One of the boxing judges on duty at the Youth Olympic Games Buenos Aires 2018, Ramona Cobzac of Romania overcame the prejudice directed at her in the early stages of her career and is now one of a growing number of women who are making their way in a sport that was for many, many years the sole preserve of men.
The 38-year-old Cobzac has had to fight hard along the way. Yet despite all the barriers and resistance she has faced, she has refused to throw in the towel. Explaining how her association with the sport began, she said: “It was back in 2000, when I was 20, and the family of a friend of mine asked me if I wanted to be a boxing judge. They needed a woman to break into it and start opening some doors.
“My former partner was a boxer, so I knew the sport and I liked it. It seemed like a good idea to me, so I took the necessary courses and decided to give it a go.”
It did not take long, however, for others to resent her presence ringside, merely because of her gender. “I was discriminated against for being a woman, especially when I started out,” explained Cobzac, who also works for an electricity supplier. “The situation was very different to what it is now. Sometimes it came from work colleagues, coaches and even spectators.”
Having spent so long in the sport, she is well placed to comment on the giant strides women have been making in and out of the ring: “There are more and more of us in the boxing world now, both judges and fighters, and we all support each other.

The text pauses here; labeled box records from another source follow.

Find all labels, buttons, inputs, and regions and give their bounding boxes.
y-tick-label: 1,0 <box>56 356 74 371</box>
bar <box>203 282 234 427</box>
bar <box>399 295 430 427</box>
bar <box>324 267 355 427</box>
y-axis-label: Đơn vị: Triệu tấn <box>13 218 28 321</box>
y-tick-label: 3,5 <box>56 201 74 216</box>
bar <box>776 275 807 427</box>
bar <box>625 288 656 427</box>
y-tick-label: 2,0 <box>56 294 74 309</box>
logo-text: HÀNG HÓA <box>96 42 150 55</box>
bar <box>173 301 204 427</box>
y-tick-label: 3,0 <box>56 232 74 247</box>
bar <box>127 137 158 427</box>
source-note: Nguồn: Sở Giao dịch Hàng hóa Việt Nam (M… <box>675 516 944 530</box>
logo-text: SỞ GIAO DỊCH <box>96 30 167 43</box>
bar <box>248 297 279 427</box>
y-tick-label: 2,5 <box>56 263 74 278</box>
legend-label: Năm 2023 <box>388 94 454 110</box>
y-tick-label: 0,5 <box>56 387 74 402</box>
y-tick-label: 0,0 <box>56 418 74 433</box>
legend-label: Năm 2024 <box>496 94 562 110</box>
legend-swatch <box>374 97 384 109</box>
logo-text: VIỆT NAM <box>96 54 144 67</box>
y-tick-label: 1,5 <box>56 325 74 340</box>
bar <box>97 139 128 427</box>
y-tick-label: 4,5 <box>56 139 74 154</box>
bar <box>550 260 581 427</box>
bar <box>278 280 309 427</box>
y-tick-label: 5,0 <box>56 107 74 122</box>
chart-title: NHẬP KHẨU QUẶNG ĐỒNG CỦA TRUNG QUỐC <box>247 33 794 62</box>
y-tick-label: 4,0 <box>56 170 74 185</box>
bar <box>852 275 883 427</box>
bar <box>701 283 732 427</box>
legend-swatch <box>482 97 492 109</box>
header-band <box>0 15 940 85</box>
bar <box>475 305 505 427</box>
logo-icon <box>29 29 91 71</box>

“I try to help women who are just starting out in the sport, though it’s not as tough as it once was. I think we need to have our rightful place in society too, and I hope that boxing can empower women and give them the confidence they need to keep moving forward.”
Buenos Aires 2018 is a landmark event in the fight for equal opportunities for women. As the first gender-equal Olympic Games in history, it has seen exactly the same number of male and female athletes take part in its events.